様々な工夫を凝らして「身代り」を買ってでる
丸野(以下、丸)「恐怖政治になるということですか?」
斎藤氏「ヤクザ組織は、組織崩壊を防止するために、リンチや破門、指を詰めるなど暴力を使う恐怖政治をを行います。その他、ヤクザ社会ではいろいろな工夫を凝らして、組織が壊滅しないように工夫します」
丸「そんな工夫の中に《身代り》という制度があるわけですね」
斎藤氏「このような《身代り》は、それぞれのヤクザ組織にとって、特に兄貴分や親分の命を奪われてしまうことは、組織存亡にかかわります。そうです、一大事なわけです」
《代貸し》は博徒として一番上の階級
丸「それで自首すると?」
斎藤氏「対立抗争の事案や組同士の抗争などが発生してしまった場合、捜査機関に有力幹部や親分が検挙・拘束されるので、輩下の組員が身代わりになって、警察などの捜査機関に自首することが多いわけです」
丸「身代わりにね」
斎藤氏「昔から、博徒集団では《代貸し制度》をつくって、親分が逮捕されることを防ぐことを守ってきました。博徒の集団では、親分と呼ばれる貸元、代貸、本出方、助出方、三ん下となっています」
丸「なかなかややこしいですね」
斎藤氏「三ん下はいくつかの階級に分かれて、代貸しというのは博徒階級の親分である貸元の補佐役になるわけです」
丸「ということは、代貸しというのは賭博などを開帳するときに、全部の責任者になって、もし間違いがあっても、親分の名前は絶対に出さずに、身代わりになるための役割だということですか?」
斎藤氏「まぁそういうことになりますね。
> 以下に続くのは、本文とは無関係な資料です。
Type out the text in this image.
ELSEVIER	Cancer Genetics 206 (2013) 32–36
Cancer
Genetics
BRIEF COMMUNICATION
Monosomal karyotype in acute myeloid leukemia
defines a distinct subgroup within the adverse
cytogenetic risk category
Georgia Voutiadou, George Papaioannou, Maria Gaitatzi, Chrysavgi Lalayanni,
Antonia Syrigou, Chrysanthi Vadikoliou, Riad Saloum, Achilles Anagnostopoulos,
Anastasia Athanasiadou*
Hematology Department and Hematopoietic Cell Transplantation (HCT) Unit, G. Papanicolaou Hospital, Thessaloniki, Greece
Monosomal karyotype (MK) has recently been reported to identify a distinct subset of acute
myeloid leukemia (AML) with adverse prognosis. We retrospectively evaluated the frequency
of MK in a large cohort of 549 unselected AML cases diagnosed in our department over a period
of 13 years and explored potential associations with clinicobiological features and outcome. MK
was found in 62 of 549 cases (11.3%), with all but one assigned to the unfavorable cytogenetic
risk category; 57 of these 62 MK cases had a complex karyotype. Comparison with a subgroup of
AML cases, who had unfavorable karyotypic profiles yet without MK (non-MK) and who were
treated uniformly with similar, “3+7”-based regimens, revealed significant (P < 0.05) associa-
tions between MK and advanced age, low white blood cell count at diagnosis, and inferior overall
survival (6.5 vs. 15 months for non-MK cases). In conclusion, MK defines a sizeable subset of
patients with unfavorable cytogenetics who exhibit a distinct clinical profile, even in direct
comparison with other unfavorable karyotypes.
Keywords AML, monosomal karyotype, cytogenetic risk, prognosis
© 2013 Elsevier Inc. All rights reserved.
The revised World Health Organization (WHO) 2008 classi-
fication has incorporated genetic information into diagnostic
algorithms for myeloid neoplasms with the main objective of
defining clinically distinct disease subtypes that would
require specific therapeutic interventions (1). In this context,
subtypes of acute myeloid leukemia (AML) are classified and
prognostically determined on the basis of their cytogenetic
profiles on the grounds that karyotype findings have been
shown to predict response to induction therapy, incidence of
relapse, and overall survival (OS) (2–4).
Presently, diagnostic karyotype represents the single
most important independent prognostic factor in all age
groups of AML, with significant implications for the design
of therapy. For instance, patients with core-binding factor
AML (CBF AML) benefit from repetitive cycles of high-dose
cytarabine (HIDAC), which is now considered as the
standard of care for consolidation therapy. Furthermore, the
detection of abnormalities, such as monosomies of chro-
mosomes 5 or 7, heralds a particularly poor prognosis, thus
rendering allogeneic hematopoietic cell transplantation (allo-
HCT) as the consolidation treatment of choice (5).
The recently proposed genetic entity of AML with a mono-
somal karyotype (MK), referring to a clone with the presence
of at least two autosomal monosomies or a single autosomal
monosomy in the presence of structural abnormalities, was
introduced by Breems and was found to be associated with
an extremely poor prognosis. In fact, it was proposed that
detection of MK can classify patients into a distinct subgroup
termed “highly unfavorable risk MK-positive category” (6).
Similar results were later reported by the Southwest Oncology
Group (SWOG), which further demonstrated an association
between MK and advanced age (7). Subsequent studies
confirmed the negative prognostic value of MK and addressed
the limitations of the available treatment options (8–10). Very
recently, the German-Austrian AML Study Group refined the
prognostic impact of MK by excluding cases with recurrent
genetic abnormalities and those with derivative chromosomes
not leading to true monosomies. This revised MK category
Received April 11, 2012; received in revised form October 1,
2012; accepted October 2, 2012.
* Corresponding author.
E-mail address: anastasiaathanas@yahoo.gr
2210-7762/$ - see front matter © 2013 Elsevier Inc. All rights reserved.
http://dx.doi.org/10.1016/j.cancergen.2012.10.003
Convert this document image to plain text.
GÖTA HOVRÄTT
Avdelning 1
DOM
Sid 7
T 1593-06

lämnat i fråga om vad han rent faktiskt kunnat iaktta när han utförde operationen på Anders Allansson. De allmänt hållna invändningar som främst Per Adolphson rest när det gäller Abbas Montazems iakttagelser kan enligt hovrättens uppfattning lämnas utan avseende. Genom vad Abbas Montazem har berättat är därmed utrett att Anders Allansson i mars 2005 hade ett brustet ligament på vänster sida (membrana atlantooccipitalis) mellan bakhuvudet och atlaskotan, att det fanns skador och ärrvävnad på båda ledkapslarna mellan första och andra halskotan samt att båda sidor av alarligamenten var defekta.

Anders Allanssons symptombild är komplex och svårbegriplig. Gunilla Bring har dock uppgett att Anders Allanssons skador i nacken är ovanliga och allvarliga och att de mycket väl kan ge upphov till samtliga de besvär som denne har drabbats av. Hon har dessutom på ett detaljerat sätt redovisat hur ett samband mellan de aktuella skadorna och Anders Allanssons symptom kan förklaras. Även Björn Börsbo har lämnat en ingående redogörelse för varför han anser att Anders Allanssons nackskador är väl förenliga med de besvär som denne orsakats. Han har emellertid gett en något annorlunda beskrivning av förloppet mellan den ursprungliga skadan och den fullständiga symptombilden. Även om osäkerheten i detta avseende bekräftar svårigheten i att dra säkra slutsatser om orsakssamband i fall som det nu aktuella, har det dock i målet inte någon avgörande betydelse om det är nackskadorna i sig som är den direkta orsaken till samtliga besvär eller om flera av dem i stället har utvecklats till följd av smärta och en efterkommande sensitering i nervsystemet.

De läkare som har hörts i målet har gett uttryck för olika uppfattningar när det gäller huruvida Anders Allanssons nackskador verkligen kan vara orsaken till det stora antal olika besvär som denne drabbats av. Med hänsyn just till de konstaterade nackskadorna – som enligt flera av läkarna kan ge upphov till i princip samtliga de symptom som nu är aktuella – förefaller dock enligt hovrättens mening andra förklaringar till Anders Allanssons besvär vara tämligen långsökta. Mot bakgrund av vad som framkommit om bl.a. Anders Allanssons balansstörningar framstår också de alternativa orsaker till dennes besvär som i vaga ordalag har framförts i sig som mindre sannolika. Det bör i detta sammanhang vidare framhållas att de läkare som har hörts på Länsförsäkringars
現場においてのヤクザの責任制度があるわけです」
関東では《代貸し》、関西では《盆守り》
丸「常に身代わりであるわけですね」
斎藤氏「ちなみにですが、関西地方では《代貸し》とは呼ばずに《盆守り》という言い方もします。以前はそういうのが多かったわけです。現在のヤクザ社会の“身代り”というのは、このような極道集団がとってきた《代貸し》制度の意識が受け継がれているといわれています」
丸「今では、賭博事件に限らずに対立の抗争事件やその他の事件などを問わず、自分たちの組織防衛をするために組長や実力のある幹部の身代りになるそうですね」
斎藤氏「そうですね。犠牲的になるような感じに変化してきてますね。こんな感じで身代りとなるのは、極道組織から要求される場合と、自分の組のために自分から身代りになる場合があります」
丸「よくある極道映画の流れですよね」
警察も把握している《代貸し》
斎藤氏「いずれにしても、懲役に務めに出たとしても、服役しているあいだや出所後の生活や待遇、家族の面倒などにおいても、極道組織としては全面的にちゃんとその組員の面倒を看てやるという前提ありきのものなんです」
丸「なるほどね」
斎藤氏「でも、警察4課などの捜査機関としては、ヤクザ社会にこのような“身代り”制度があることをちゃんと念頭に置いて捜査していますから、そんなにうまくいかない」
丸「で、使用者責任などの法律改正ができたわけですね」
斎藤氏「その通り。現実的には、身代り自首がちゃんと成功することはあまりありません。でも、身代りというのは極道組織の防衛をするためには必要になるんですね。ですから、三ん下の彼らは一旗揚げるために、なかなか諦めることはないんですよね」
丸「一旗揚げるためにですか……」
斎藤氏「特に敵対している組との対立抗争事件など、自分の組織の存亡をかけるときには、このような身代わり工作をするケースが非常に多いですし、後を絶たないですね」
斎藤氏は最後にこう締めくくった。
「ヤクザ社会は下っ端が盾になってなんぼ。報われることなく死んだ組員も数多くいますよ。そりゃ、そんなものです。下っ端は使い捨て。上層部の人間も、そうやってのし上がってきたんですから……」
彼が言った“使い捨て”という言葉。果たして本当にヤクザになってのし上がれるのか……その点に疑問が残りました。